Déclaration RCC - PRCF

Un vent de panique souffle sur l’Europe supranationale et néolibérale des Traités de Maastricht et de Lisbonne...

Par ses luttes acharnées contre les conséquences de la crise du capitalisme sur sa vie sociale et sa dignité nationale, le peuple grec venait de contraindre le  « socialiste » Papandréou à tenter une manœuvre désespérée de quitte ou double : un référendum sur l’avenir de la Grèce au sein de la zone euro.

Certes le chantage était inclus dans ce referendum. Certes il y avait là aussi une diversion. Il reste que le désespoir des classes dirigeantes grecques de faire plier le peuple grec en révolte était à l’origine de cette décision qui a d’ailleurs semé la panique chez les classes dirigeantes, du grand capital d’Europe. Celles-ci n’ont pas eu de mots assez durs pour stigmatiser le coup de dès de Papandréou et finalement, pour lui faire abandonner le projet: tout sauf consulter le peuple qui a inventé la démocratie!

Le retrait de la Grèce de la zone Euro, la Chancelière allemande Merkel, véritable commandant en chef de l'Euro-Reich, flanquée de son vassal Sarkozy rallié au « modèle allemand », semble sérieusement l'envisager.

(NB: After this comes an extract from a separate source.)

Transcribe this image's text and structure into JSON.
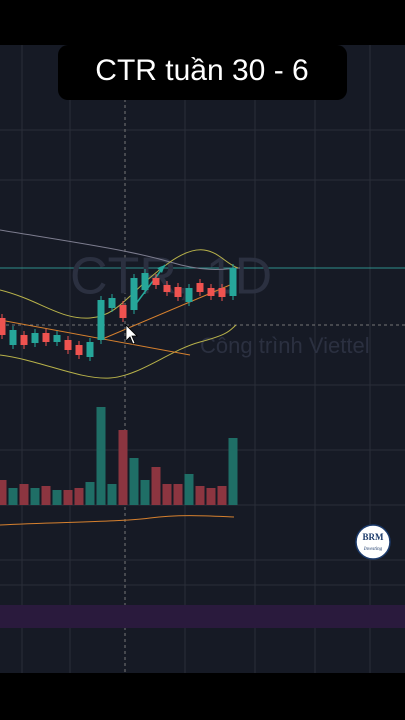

Mais, comme toujours, il faut voir les choses en termes dynamiques, en mouvement, or il peut y avoir dans la sortie probable de la Grèce de l’Euro un processus qui se met en route, un effet domino, qui peut être fatal à l’Union Européenne impérialiste. L’affolement de Merkel, de Sarkozy, de ses mentors du MEDEF et des euro-capitalistes prouve à tous les partisans de la chimérique « Europe sociale et démocratique » que ce mot d’ordre est vide de sens, ne sert qu’à une « construction européenne » hostile à toute forme de souveraineté populaire et couvre la destruction massive des conquêtes sociales.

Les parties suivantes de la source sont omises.